This West End semihit may use the title of the original Roald Dahl novel, but it is very clearly based more on the classic film version Willy Wonka and the Chocolate Factory. It resembles the movie far more closely than the book, with protagonist Charlie Bucket fleshed out into a real, three-dimensional child character rather than the absurdly perfect ten-year-old saint seen in the book, several song titles taken directly from lines from the movie, and even a brief taste of one of the film’s most famous songs, “Pure Imagination”.
And there you have the primary reason it doesn’t work: it may be much less overtly terrible than Tim Burton’s movie remake from 2005, but it suffers from the same basic problem. Stage adaptations of iconic musical films rarely succeed, at least in high-profile venues, because it’s almost impossible to equal the quality of a film like Willy Wonka, and there’s no point in buying theater tickets if you can watch a vastly better version of the material at home for a fraction of the cost.
Admittedly, the show does make some attempt to be more than just an onstage copy of the film, with a mostly original score and a rewritten ending, but given the underwhelming quality of the adaptation, they might have actually been better off hewing closer to the film. This is one of those shows in the Starlight Express vein, where the visuals are the most interesting thing about the show and people are coming largely to gawk at the sets, and while that kind of show does tend to do better in London than on Broadway, it still isn’t the most respectable approach to theater.
Granted, the show does have a few other redeeming features; Douglas Hodge gave a tremendous performance as Willy Wonka in the original cast, with just the right combination of whimsy and menace for the role, and Marc Shaiman’s score has its moments.
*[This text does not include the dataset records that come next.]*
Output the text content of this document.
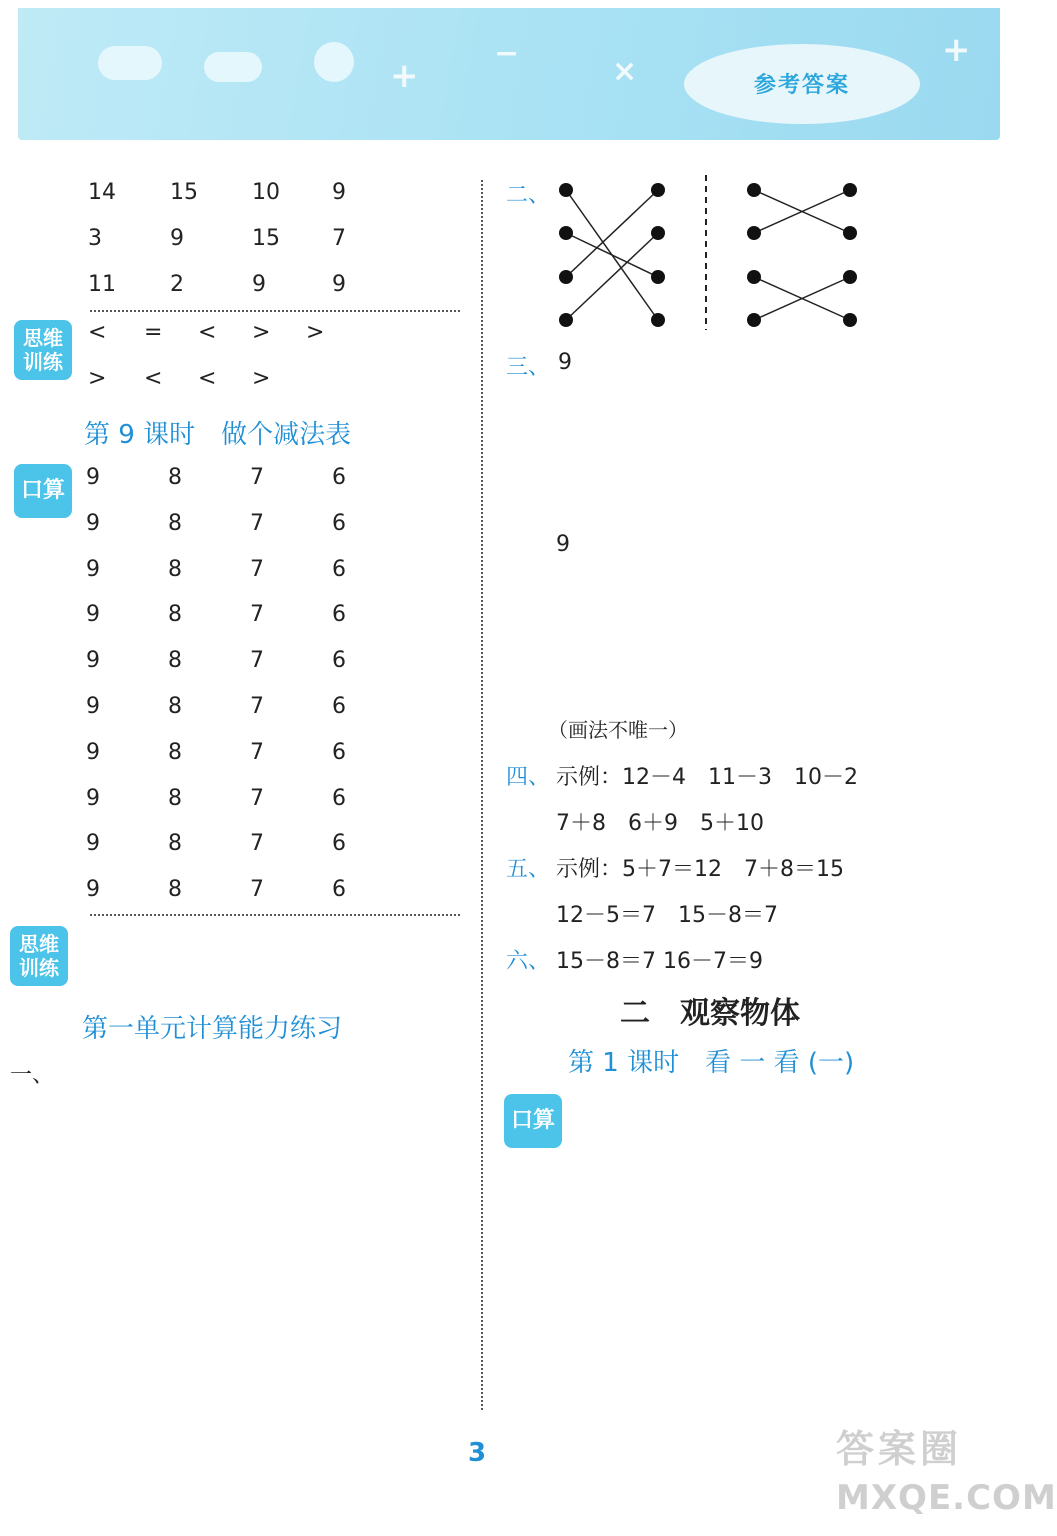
+
−
×
+
参考答案
14 15 10 9
3	9	15 7
11 2	9	9
思维训练
< = < > >
> < < >
第 9 课时　做个减法表
口算
9	8	7	6
9	8	7	6
9	8	7	6
9	8	7	6
9	8	7	6
9	8	7	6
9	8	7	6
9	8	7	6
9	8	7	6
9	8	7	6
思维训练
第一单元计算能力练习
一、
二、
三、 9
9
（画法不唯一）
四、 示例：12－4　11－3　10－2
7＋8　6＋9　5＋10
五、 示例：5＋7＝12　7＋8＝15
12－5＝7　15－8＝7
六、 15－8＝7 16－7＝9
二　观察物体
第 1 课时　看 一 看 (一)
口算
3	答案圈
MXQE.COM
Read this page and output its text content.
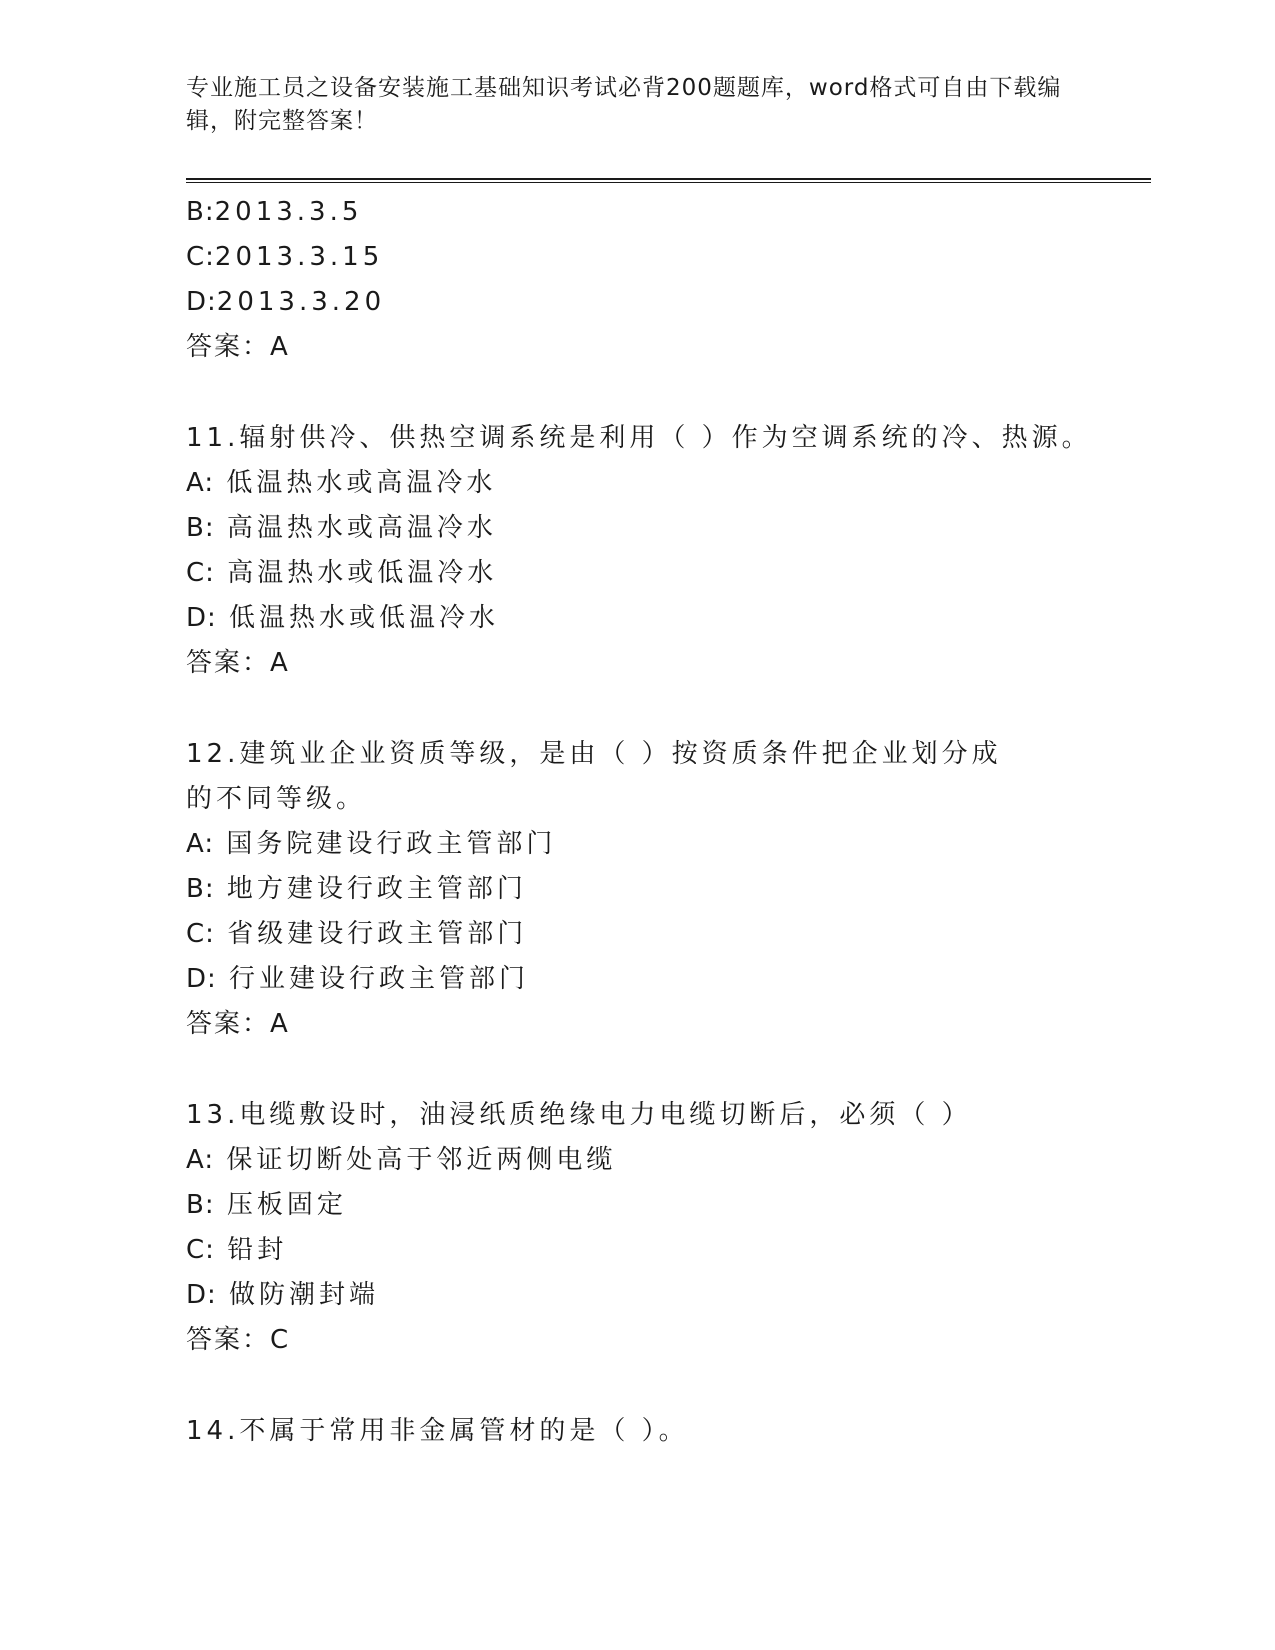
专业施工员之设备安装施工基础知识考试必背200题题库，word格式可自由下载编辑，附完整答案！
B:2013.3.5
C:2013.3.15
D:2013.3.20
答案：A
11.辐射供冷、供热空调系统是利用（ ）作为空调系统的冷、热源。
A: 低温热水或高温冷水
B: 高温热水或高温冷水
C: 高温热水或低温冷水
D: 低温热水或低温冷水
答案：A
12.建筑业企业资质等级，是由（ ）按资质条件把企业划分成的不同等级。
A: 国务院建设行政主管部门
B: 地方建设行政主管部门
C: 省级建设行政主管部门
D: 行业建设行政主管部门
答案：A
13.电缆敷设时，油浸纸质绝缘电力电缆切断后，必须（ ）
A: 保证切断处高于邻近两侧电缆
B: 压板固定
C: 铅封
D: 做防潮封端
答案：C
14.不属于常用非金属管材的是（ ）。
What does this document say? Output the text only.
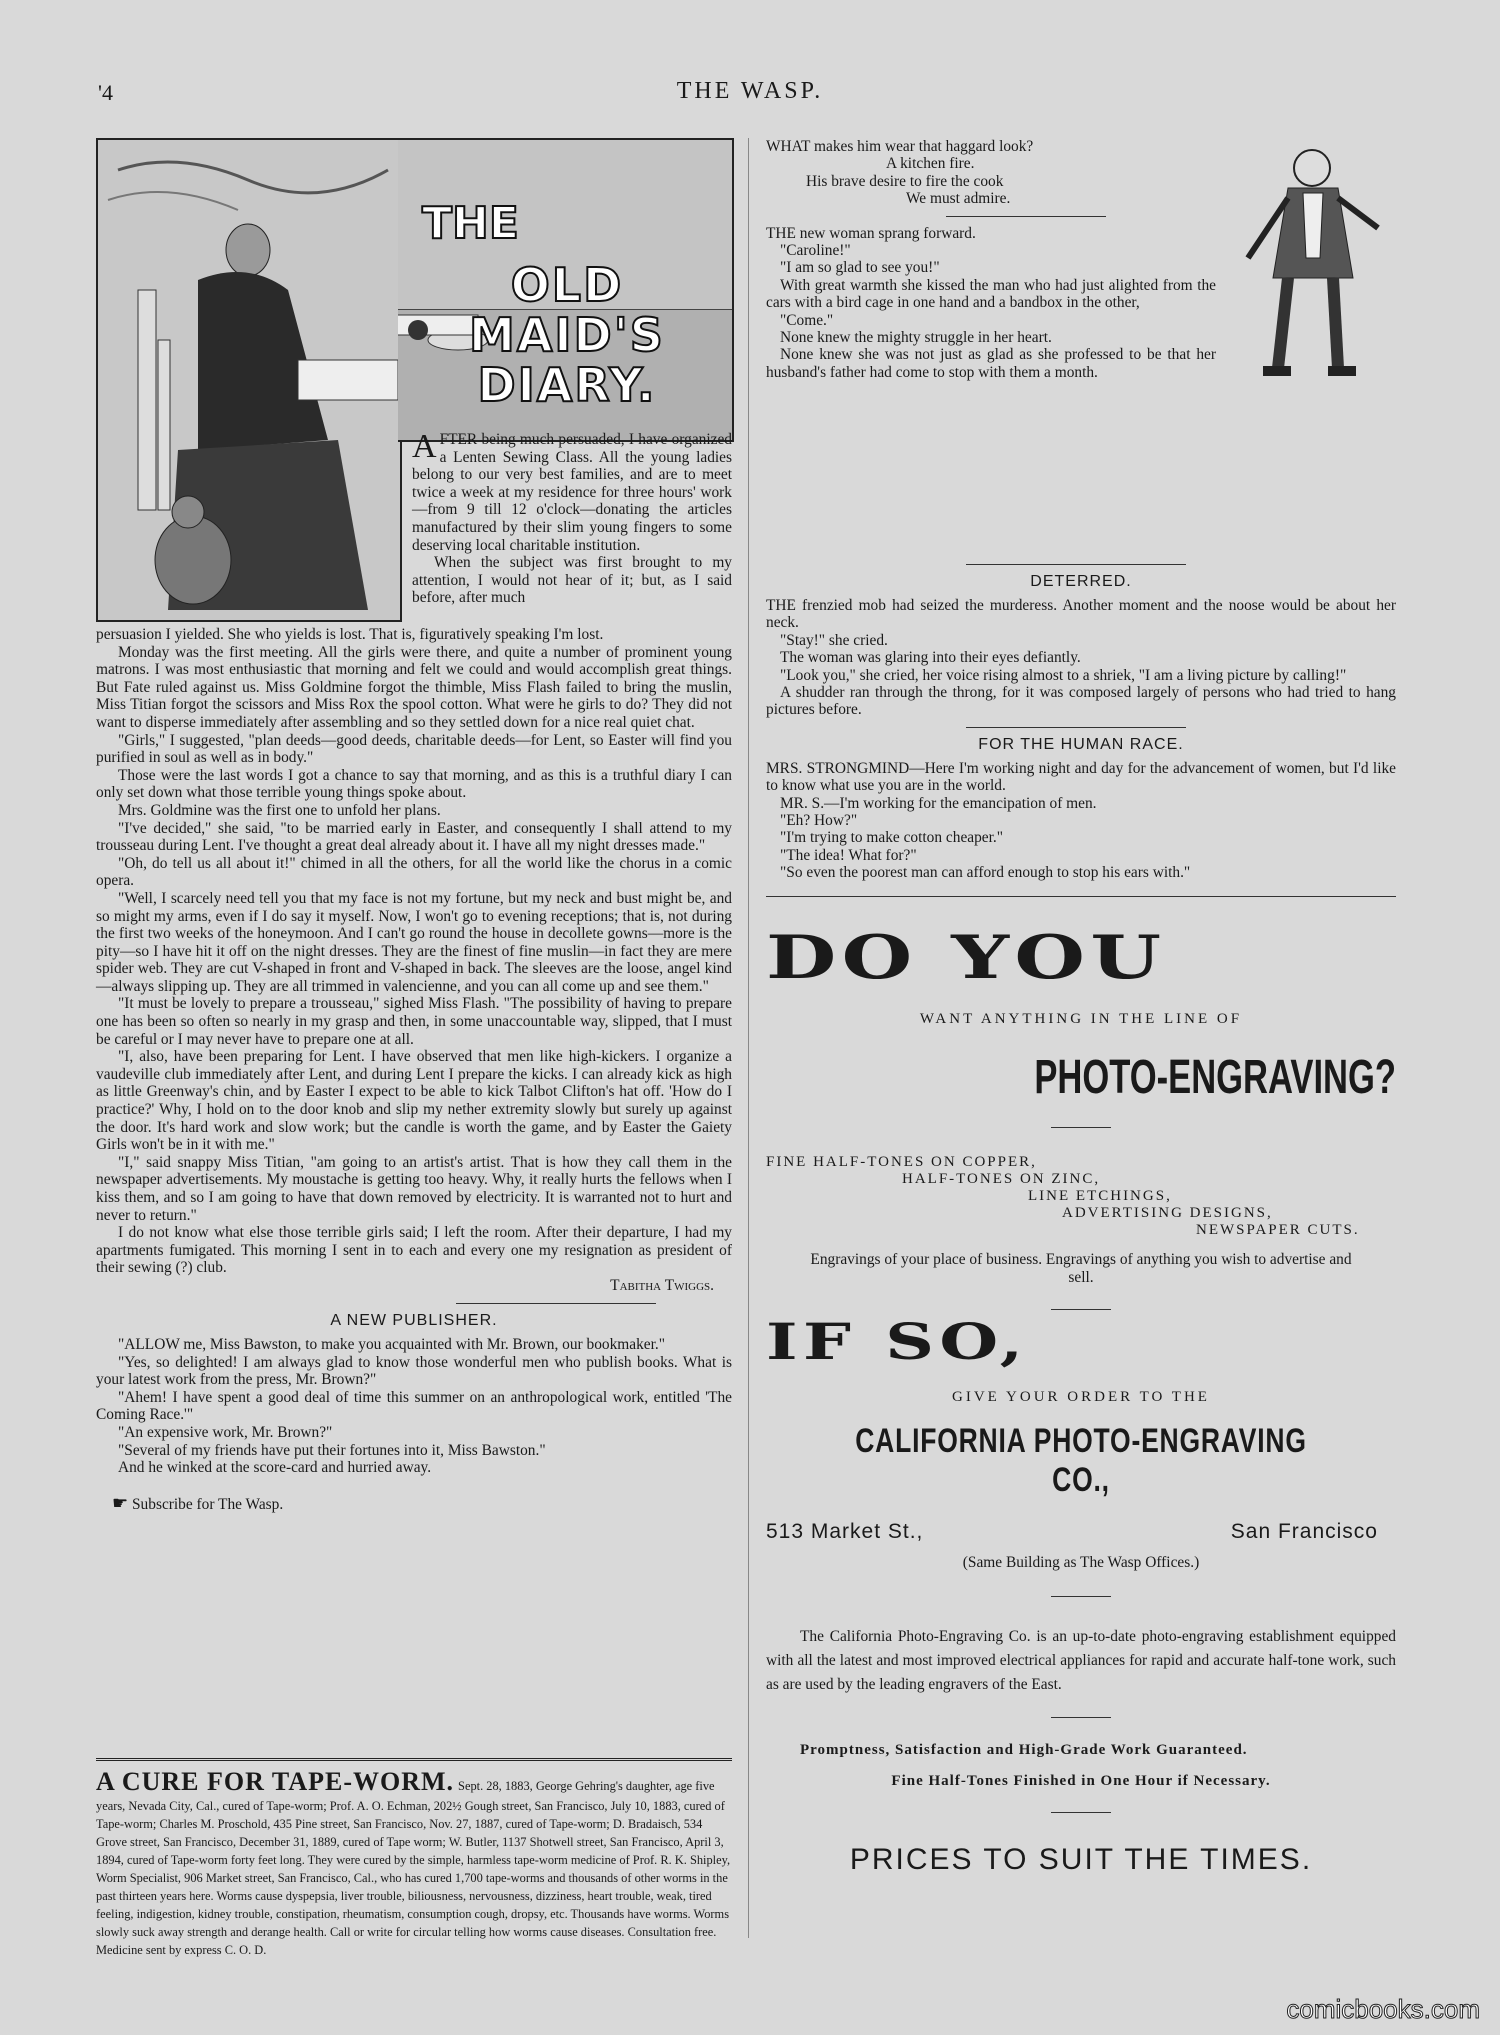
'4	THE WASP.
THE
OLD MAID'S
DIARY.

AFTER being much persuaded, I have organized a Lenten Sewing Class. All the young ladies belong to our very best families, and are to meet twice a week at my residence for three hours' work—from 9 till 12 o'clock—donating the articles manufactured by their slim young fingers to some deserving local charitable institution.

When the subject was first brought to my attention, I would not hear of it; but, as I said before, after much

persuasion I yielded. She who yields is lost. That is, figuratively speaking I'm lost.

Monday was the first meeting. All the girls were there, and quite a number of prominent young matrons. I was most enthusiastic that morning and felt we could and would accomplish great things. But Fate ruled against us. Miss Goldmine forgot the thimble, Miss Flash failed to bring the muslin, Miss Titian forgot the scissors and Miss Rox the spool cotton. What were he girls to do? They did not want to disperse immediately after assembling and so they settled down for a nice real quiet chat.

"Girls," I suggested, "plan deeds—good deeds, charitable deeds—for Lent, so Easter will find you purified in soul as well as in body."

Those were the last words I got a chance to say that morning, and as this is a truthful diary I can only set down what those terrible young things spoke about.

Mrs. Goldmine was the first one to unfold her plans.

"I've decided," she said, "to be married early in Easter, and consequently I shall attend to my trousseau during Lent. I've thought a great deal already about it. I have all my night dresses made."

"Oh, do tell us all about it!" chimed in all the others, for all the world like the chorus in a comic opera.

"Well, I scarcely need tell you that my face is not my fortune, but my neck and bust might be, and so might my arms, even if I do say it myself. Now, I won't go to evening receptions; that is, not during the first two weeks of the honeymoon. And I can't go round the house in decollete gowns—more is the pity—so I have hit it off on the night dresses. They are the finest of fine muslin—in fact they are mere spider web. They are cut V-shaped in front and V-shaped in back. The sleeves are the loose, angel kind—always slipping up. They are all trimmed in valencienne, and you can all come up and see them."

"It must be lovely to prepare a trousseau," sighed Miss Flash. "The possibility of having to prepare one has been so often so nearly in my grasp and then, in some unaccountable way, slipped, that I must be careful or I may never have to prepare one at all.

"I, also, have been preparing for Lent. I have observed that men like high-kickers. I organize a vaudeville club immediately after Lent, and during Lent I prepare the kicks. I can already kick as high as little Greenway's chin, and by Easter I expect to be able to kick Talbot Clifton's hat off. 'How do I practice?' Why, I hold on to the door knob and slip my nether extremity slowly but surely up against the door. It's hard work and slow work; but the candle is worth the game, and by Easter the Gaiety Girls won't be in it with me."

"I," said snappy Miss Titian, "am going to an artist's artist. That is how they call them in the newspaper advertisements. My moustache is getting too heavy. Why, it really hurts the fellows when I kiss them, and so I am going to have that down removed by electricity. It is warranted not to hurt and never to return."

I do not know what else those terrible girls said; I left the room. After their departure, I had my apartments fumigated. This morning I sent in to each and every one my resignation as president of their sewing (?) club.

Tabitha Twiggs.

A NEW PUBLISHER.

"ALLOW me, Miss Bawston, to make you acquainted with Mr. Brown, our bookmaker."

"Yes, so delighted! I am always glad to know those wonderful men who publish books. What is your latest work from the press, Mr. Brown?"

"Ahem! I have spent a good deal of time this summer on an anthropological work, entitled 'The Coming Race.'"

"An expensive work, Mr. Brown?"

"Several of my friends have put their fortunes into it, Miss Bawston."

And he winked at the score-card and hurried away.

☛ Subscribe for The Wasp.
A CURE FOR TAPE-WORM. Sept. 28, 1883, George Gehring's daughter, age five years, Nevada City, Cal., cured of Tape-worm; Prof. A. O. Echman, 202½ Gough street, San Francisco, July 10, 1883, cured of Tape-worm; Charles M. Proschold, 435 Pine street, San Francisco, Nov. 27, 1887, cured of Tape-worm; D. Bradaisch, 534 Grove street, San Francisco, December 31, 1889, cured of Tape worm; W. Butler, 1137 Shotwell street, San Francisco, April 3, 1894, cured of Tape-worm forty feet long. They were cured by the simple, harmless tape-worm medicine of Prof. R. K. Shipley, Worm Specialist, 906 Market street, San Francisco, Cal., who has cured 1,700 tape-worms and thousands of other worms in the past thirteen years here. Worms cause dyspepsia, liver trouble, biliousness, nervousness, dizziness, heart trouble, weak, tired feeling, indigestion, kidney trouble, constipation, rheumatism, consumption cough, dropsy, etc. Thousands have worms. Worms slowly suck away strength and derange health. Call or write for circular telling how worms cause diseases. Consultation free. Medicine sent by express C. O. D.

WHAT makes him wear that haggard look?

A kitchen fire.

His brave desire to fire the cook

We must admire.

THE new woman sprang forward.

"Caroline!"

"I am so glad to see you!"

With great warmth she kissed the man who had just alighted from the cars with a bird cage in one hand and a bandbox in the other,

"Come."

None knew the mighty struggle in her heart.

None knew she was not just as glad as she professed to be that her husband's father had come to stop with them a month.

DETERRED.

THE frenzied mob had seized the murderess. Another moment and the noose would be about her neck.

"Stay!" she cried.

The woman was glaring into their eyes defiantly.

"Look you," she cried, her voice rising almost to a shriek, "I am a living picture by calling!"

A shudder ran through the throng, for it was composed largely of persons who had tried to hang pictures before.

FOR THE HUMAN RACE.

MRS. STRONGMIND—Here I'm working night and day for the advancement of women, but I'd like to know what use you are in the world.

MR. S.—I'm working for the emancipation of men.

"Eh? How?"

"I'm trying to make cotton cheaper."

"The idea! What for?"

"So even the poorest man can afford enough to stop his ears with."

DO YOU
WANT ANYTHING IN THE LINE OF
PHOTO-ENGRAVING?
FINE HALF-TONES ON COPPER,
HALF-TONES ON ZINC,
LINE ETCHINGS,
ADVERTISING DESIGNS,
NEWSPAPER CUTS.
Engravings of your place of business. Engravings of anything you wish to advertise and sell.
IF SO,
GIVE YOUR ORDER TO THE
CALIFORNIA PHOTO-ENGRAVING CO.,
513 Market St.,	San Francisco
(Same Building as The Wasp Offices.)
The California Photo-Engraving Co. is an up-to-date photo-engraving establishment equipped with all the latest and most improved electrical appliances for rapid and accurate half-tone work, such as are used by the leading engravers of the East.
Promptness, Satisfaction and High-Grade Work Guaranteed.
Fine Half-Tones Finished in One Hour if Necessary.
PRICES TO SUIT THE TIMES.
comicbooks.com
The catchy pop tune “Double Bubble Duchess” for Violet, the hilarious “It’s Teavee Time” for Mike Teavee and his mother, the touching ballad “If Your Mother Were Here” for Charlie’s parents, Wonka’s introductory showstopper “It Must Be Believed To Be Seen”, and his tongue-twistingly clever “Strike That, Reverse It” are all delightful.
But the rest of the score is fairly forgettable, and there are two perfectly awful production numbers for the Oompa-Loompas, “Juicy” (an attempted satire of Reality-TV empty celebrity) and “Vidiots” (with lyrics that attempt online slang like ‘LOL’ with the air of someone who has never actually seen it used), that are ridiculously out-of-place with the tone of the original story. And even the good songs don’t remotely approach the impact of the film’s legendary Anthony Newley-Leslie Bricusse score, so the whole enterprise seems rather pointless.
Even the sets, impressive as they are, are not completely successful…there are some things that are necessary for this story that you simply cannot do on a live stage, and there are moments in the show where this becomes painfully obvious. Like I said, this is by no means as bad as the Tim Burton film, but it suffers from the same fatal redundancy…we’ve already got a perfect Willy Wonka musical, and we really need to stop trying to replace it with imitators that could never possibly live up to the original.